TIFF uses several indicators to assess the value of an investment it has made. First, if the valuation of a business at time of exit is greater than the valuation at time of entry, this will be considered a successful investment. Second, if the average return from a business meets the performance baselines described in preceding sections, the investment is deemed successful in the mid-term. If the same business is able to sustain those same baselines for 12-24 months after TIFF exit, the business is considered successful in the long run, which indicates that solid strategies were built to maintain market advantage for at least 5 years. TIFF also utilizes social indicators. If a business is able to create new jobs, provide incremental income to current employees and owners, and create a multiplier effect in industries related to the business’s core operations, that investment is considered a success. The exact targets for these indicators are subject to board approval.

The preferred exit route is through a buyback from the owner of the business at a valuation conducted at the time when a buyback request arises. In case this is not feasible, due to the reasons of size of the investment or other circumstances, the alternative method of exit consists of a sale to strategic investor and buy-outs on the basis of an independent valuation of shares as on the date of buyback. There is no predetermined period that TIFF has to stay invested in a business. They can stay for as long as the criteria are met, or when board decides to divest.

Assigning a risk rating is not an exact science. It is an attempt, using a common vocabulary, to define generally accepted criteria of risk assessment. There are many factors to consider when assigning a risk rating. At a minimum, TIFF will consider the factors listed below:

1. Environmental risks:

– Political risks

– Regulatory risks

– Macroeconomic risks (inflation, devaluation, etc.)

2. Industry risks:

– Is the industry stable?

– Is it going through a period of consolidation?

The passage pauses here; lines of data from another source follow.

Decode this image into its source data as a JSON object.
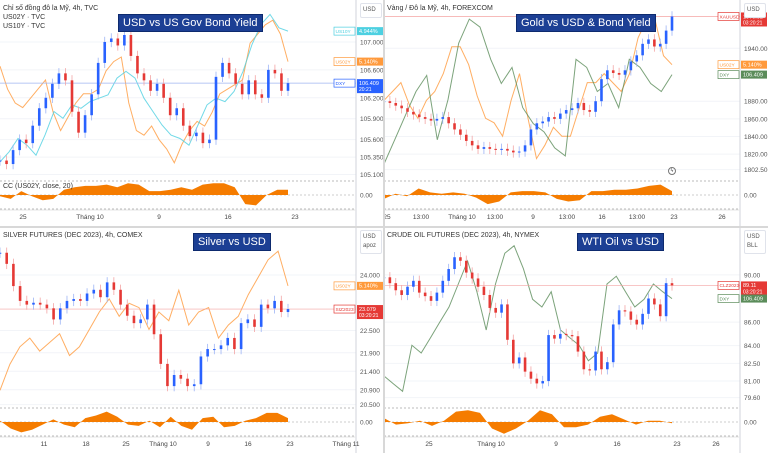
{
  "chart_data": [
    {
      "type": "candlestick",
      "title_badge": "USD vs US Gov Bond Yield",
      "header_lines": [
        "Chỉ số đồng đô la Mỹ, 4h, TVC",
        "US02Y · TVC",
        "US10Y · TVC"
      ],
      "units": [
        "USD"
      ],
      "main": {
        "symbol": "DXY",
        "last": "106.409",
        "countdown": "20:21",
        "color": "#2962ff",
        "line_color": "#9fb5f0",
        "values": [
          105.3,
          105.25,
          105.45,
          105.6,
          105.55,
          105.8,
          106.05,
          106.2,
          106.4,
          106.55,
          106.45,
          106.0,
          105.7,
          105.95,
          106.25,
          106.7,
          107.0,
          107.05,
          106.95,
          107.1,
          106.8,
          106.55,
          106.45,
          106.3,
          106.4,
          106.2,
          105.95,
          106.05,
          105.8,
          105.65,
          105.7,
          105.55,
          105.6,
          106.5,
          106.7,
          106.55,
          106.4,
          106.25,
          106.45,
          106.25,
          106.2,
          106.6,
          106.55,
          106.3,
          106.41
        ]
      },
      "ylim": [
        105.05,
        107.53
      ],
      "yticks": [
        "107.000",
        "106.600",
        "106.200",
        "105.900",
        "105.600",
        "105.350",
        "105.100"
      ],
      "overlays": [
        {
          "name": "US02Y",
          "last": "5.140%",
          "color": "#ff9a3c",
          "range": [
            4.9,
            5.25
          ],
          "values": [
            5.13,
            5.08,
            5.05,
            5.04,
            5.06,
            5.08,
            5.1,
            5.03,
            4.99,
            5.02,
            5.05,
            5.07,
            5.07,
            5.08,
            5.12,
            5.14,
            5.15,
            5.05,
            4.99,
            4.98,
            5.0,
            4.97,
            4.95,
            4.92,
            4.96,
            4.99,
            5.01,
            5.0,
            5.03,
            5.07,
            5.08,
            5.09,
            5.1,
            5.18,
            5.2,
            5.22,
            5.23,
            5.2,
            5.14
          ]
        },
        {
          "name": "US10Y",
          "last": "4.944%",
          "color": "#4dd0e1",
          "range": [
            4.52,
            5.0
          ],
          "values": [
            4.55,
            4.58,
            4.62,
            4.6,
            4.57,
            4.63,
            4.7,
            4.68,
            4.72,
            4.71,
            4.73,
            4.74,
            4.75,
            4.8,
            4.82,
            4.8,
            4.74,
            4.7,
            4.66,
            4.63,
            4.62,
            4.6,
            4.66,
            4.72,
            4.74,
            4.73,
            4.76,
            4.82,
            4.9,
            4.96,
            4.99,
            4.95,
            4.94
          ]
        }
      ],
      "indicator": {
        "label": "CC (US02Y, close, 20)",
        "zero_label": "0.00",
        "color": "#f57c00",
        "values": [
          -0.1,
          -0.3,
          0.3,
          -0.1,
          -0.4,
          -0.3,
          0.4,
          0.6,
          0.7,
          0.7,
          0.8,
          0.6,
          0.9,
          0.8,
          0.3,
          0.3,
          0.4,
          0.6,
          0.4,
          0.8,
          0.9,
          0.9,
          0.6,
          -0.7,
          -0.8,
          0.0,
          0.4,
          0.4
        ]
      },
      "xticks": [
        "25",
        "Tháng 10",
        "9",
        "16",
        "23"
      ]
    },
    {
      "type": "candlestick",
      "title_badge": "Gold vs USD & Bond Yield",
      "header_lines": [
        "Vàng / Đô la Mỹ, 4h, FOREXCOM"
      ],
      "units": [
        "USD"
      ],
      "main": {
        "symbol": "XAUUSD",
        "last": "1976.02",
        "countdown": "03:20:21",
        "color": "#e53935",
        "line_color": "#f4a5a3",
        "values": [
          1880,
          1878,
          1875,
          1872,
          1868,
          1865,
          1862,
          1860,
          1858,
          1860,
          1862,
          1855,
          1848,
          1842,
          1835,
          1830,
          1826,
          1828,
          1826,
          1825,
          1826,
          1824,
          1822,
          1823,
          1830,
          1848,
          1855,
          1857,
          1862,
          1860,
          1866,
          1870,
          1872,
          1878,
          1870,
          1868,
          1880,
          1905,
          1915,
          1912,
          1910,
          1915,
          1925,
          1932,
          1945,
          1950,
          1942,
          1945,
          1960,
          1976
        ]
      },
      "ylim": [
        1793,
        1989
      ],
      "yticks": [
        "1940.00",
        "1880.00",
        "1860.00",
        "1840.00",
        "1820.00",
        "1802.50"
      ],
      "overlays": [
        {
          "name": "US02Y",
          "last": "5.140%",
          "color": "#ff9a3c",
          "range": [
            4.9,
            5.26
          ],
          "values": [
            5.06,
            5.08,
            5.1,
            5.05,
            5.02,
            5.06,
            5.08,
            5.12,
            5.18,
            5.18,
            5.14,
            5.07,
            5.02,
            5.01,
            4.98,
            5.06,
            5.12,
            5.02,
            4.93,
            4.96,
            5.0,
            4.98,
            4.98,
            5.04,
            5.1,
            5.1,
            5.12,
            5.1,
            5.08,
            5.12,
            5.2,
            5.24,
            5.24,
            5.16,
            5.14
          ]
        },
        {
          "name": "DXY",
          "last": "106.409",
          "color": "#5b8c5a",
          "range": [
            105.2,
            107.2
          ],
          "values": [
            105.3,
            105.6,
            105.9,
            106.2,
            106.4,
            105.6,
            106.1,
            106.8,
            107.1,
            107.0,
            106.6,
            106.3,
            106.5,
            106.0,
            105.8,
            105.7,
            105.5,
            105.4,
            106.6,
            106.5,
            106.2,
            106.3,
            106.0,
            106.6,
            106.5,
            106.3,
            106.2,
            106.41
          ]
        }
      ],
      "indicator": {
        "label": "",
        "zero_label": "0.00",
        "color": "#f57c00",
        "values": [
          -0.3,
          0.1,
          -0.1,
          0.5,
          0.2,
          0.1,
          0.2,
          0.1,
          -0.2,
          -0.7,
          -0.5,
          0.2,
          0.3,
          0.3,
          0.2,
          -0.3,
          -0.5,
          -0.4,
          0.3,
          0.3,
          0.4,
          0.4,
          0.5,
          0.7,
          0.8,
          0.3
        ]
      },
      "xticks": [
        "25",
        "13:00",
        "Tháng 10",
        "13:00",
        "9",
        "13:00",
        "16",
        "13:00",
        "23",
        "26"
      ]
    },
    {
      "type": "candlestick",
      "title_badge": "Silver vs USD",
      "header_lines": [
        "SILVER FUTURES (DEC 2023), 4h, COMEX"
      ],
      "units": [
        "USD",
        "apoz"
      ],
      "main": {
        "symbol": "SIZ2023",
        "last": "23.079",
        "countdown": "03:20:21",
        "color": "#e53935",
        "line_color": "#f4a5a3",
        "values": [
          24.6,
          24.3,
          23.7,
          23.3,
          23.2,
          23.25,
          23.2,
          23.1,
          22.8,
          23.1,
          23.3,
          23.35,
          23.3,
          23.5,
          23.6,
          23.4,
          23.8,
          23.6,
          23.2,
          22.9,
          22.7,
          22.8,
          23.2,
          22.4,
          21.6,
          21.0,
          21.3,
          21.2,
          21.0,
          21.05,
          21.8,
          22.0,
          22.0,
          22.1,
          22.3,
          22.0,
          22.7,
          22.8,
          22.6,
          23.2,
          23.1,
          23.3,
          23.0,
          23.08
        ]
      },
      "ylim": [
        20.49,
        25.16
      ],
      "yticks": [
        "24.000",
        "22.500",
        "21.900",
        "21.400",
        "20.900",
        "20.500"
      ],
      "overlays": [
        {
          "name": "US02Y",
          "last": "5.140%",
          "color": "#ff9a3c",
          "range": [
            4.88,
            5.25
          ],
          "values": [
            4.9,
            4.96,
            5.0,
            5.02,
            4.99,
            5.01,
            5.03,
            4.98,
            5.0,
            5.04,
            5.08,
            5.11,
            5.07,
            5.1,
            5.09,
            5.04,
            5.08,
            5.06,
            5.13,
            5.05,
            5.08,
            5.09,
            5.02,
            5.05,
            5.07,
            5.12,
            5.16,
            5.2,
            5.22,
            5.14
          ]
        }
      ],
      "indicator": {
        "label": "",
        "zero_label": "0.00",
        "color": "#f57c00",
        "values": [
          0.1,
          -0.5,
          -0.8,
          -0.6,
          -0.2,
          0.2,
          -0.2,
          -0.4,
          0.3,
          0.5,
          0.8,
          0.4,
          -0.2,
          -0.3,
          0.1,
          -0.4,
          0.4,
          -0.3,
          -0.6,
          0.3,
          0.4,
          -0.4,
          -0.3,
          0.1,
          0.3,
          0.7,
          0.7,
          0.3
        ]
      },
      "xticks": [
        "11",
        "18",
        "25",
        "Tháng 10",
        "9",
        "16",
        "23",
        "Tháng 11"
      ]
    },
    {
      "type": "candlestick",
      "title_badge": "WTI Oil vs USD",
      "header_lines": [
        "CRUDE OIL FUTURES (DEC 2023), 4h, NYMEX"
      ],
      "units": [
        "USD",
        "BLL"
      ],
      "main": {
        "symbol": "CLZ2023",
        "last": "89.11",
        "countdown": "03:20:21",
        "color": "#e53935",
        "line_color": "#f4a5a3",
        "values": [
          89.8,
          89.3,
          88.7,
          88.3,
          89.0,
          89.5,
          88.5,
          88.2,
          87.8,
          88.5,
          89.5,
          90.5,
          91.5,
          91.2,
          90.2,
          89.7,
          89.0,
          88.3,
          87.2,
          86.8,
          87.5,
          84.5,
          82.5,
          83.0,
          81.8,
          81.2,
          80.8,
          81.0,
          84.9,
          84.6,
          85.0,
          84.9,
          84.8,
          83.5,
          82.0,
          81.9,
          83.5,
          82.0,
          82.6,
          85.8,
          87.0,
          86.9,
          86.2,
          85.8,
          86.7,
          88.0,
          87.5,
          86.5,
          89.3,
          89.11
        ]
      },
      "ylim": [
        78.97,
        93.64
      ],
      "yticks": [
        "90.00",
        "86.00",
        "84.00",
        "82.50",
        "81.00",
        "79.60"
      ],
      "overlays": [
        {
          "name": "DXY",
          "last": "106.409",
          "color": "#5b8c5a",
          "range": [
            105.1,
            107.2
          ],
          "values": [
            105.4,
            105.3,
            105.2,
            105.8,
            105.7,
            105.9,
            106.1,
            106.3,
            106.6,
            106.9,
            106.5,
            106.0,
            106.6,
            107.0,
            107.1,
            106.8,
            106.4,
            106.3,
            106.5,
            106.0,
            105.9,
            105.8,
            105.6,
            105.7,
            106.6,
            106.7,
            106.5,
            106.3,
            106.4,
            106.6,
            106.5,
            106.41
          ]
        }
      ],
      "indicator": {
        "label": "",
        "zero_label": "0.00",
        "color": "#f57c00",
        "values": [
          0.3,
          -0.2,
          -0.1,
          0.1,
          -0.3,
          0.1,
          0.8,
          0.9,
          0.7,
          -0.5,
          -0.9,
          -0.5,
          0.1,
          0.9,
          0.6,
          -0.4,
          -0.4,
          -0.2,
          0.4,
          0.6,
          0.2,
          -0.2,
          0.1,
          0.1,
          -0.1
        ]
      },
      "xticks": [
        "25",
        "Tháng 10",
        "9",
        "16",
        "23",
        "26"
      ]
    }
  ]
}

– Is it vulnerable to local/foreign competition?

– Does it have structural problems? Cyclical?

3. Competitive risks: is market share growing or shrinking?

– Is it a price leader or a price follower?

– Is it well diversified?

– Is it well integrated? Horizontally? Vertically?

4. Operating performance based on an analysis of sales and the income statement

– Are sales growing or shrinking?

– Are cost of sales growing or shrinking?

– Is gross margin growing or shrinking?

– Are general and administrative expenses growing or shrinking?

– Are personnel expenses growing faster than sales?

5. Balance sheet strength:

– Is leverage growing? Shrinking? In line with industry?

– Are accounts receivable better or worse than the industry?

– Is inventory turnover better or worse than the industry?

– Are retained earnings growing?

– Current ratio? Quick ratio?

6. Cash flow strength:

– Does cash flow cover debt service? Dividends? New investments?

– Is cash flow growing or shrinking (or static) relative to sales?

7. Management risks:

– Does management have depth and breadth?

– Is there a succession plan?

– Is there a strategic plan?

– What is the percentage of staff turnover?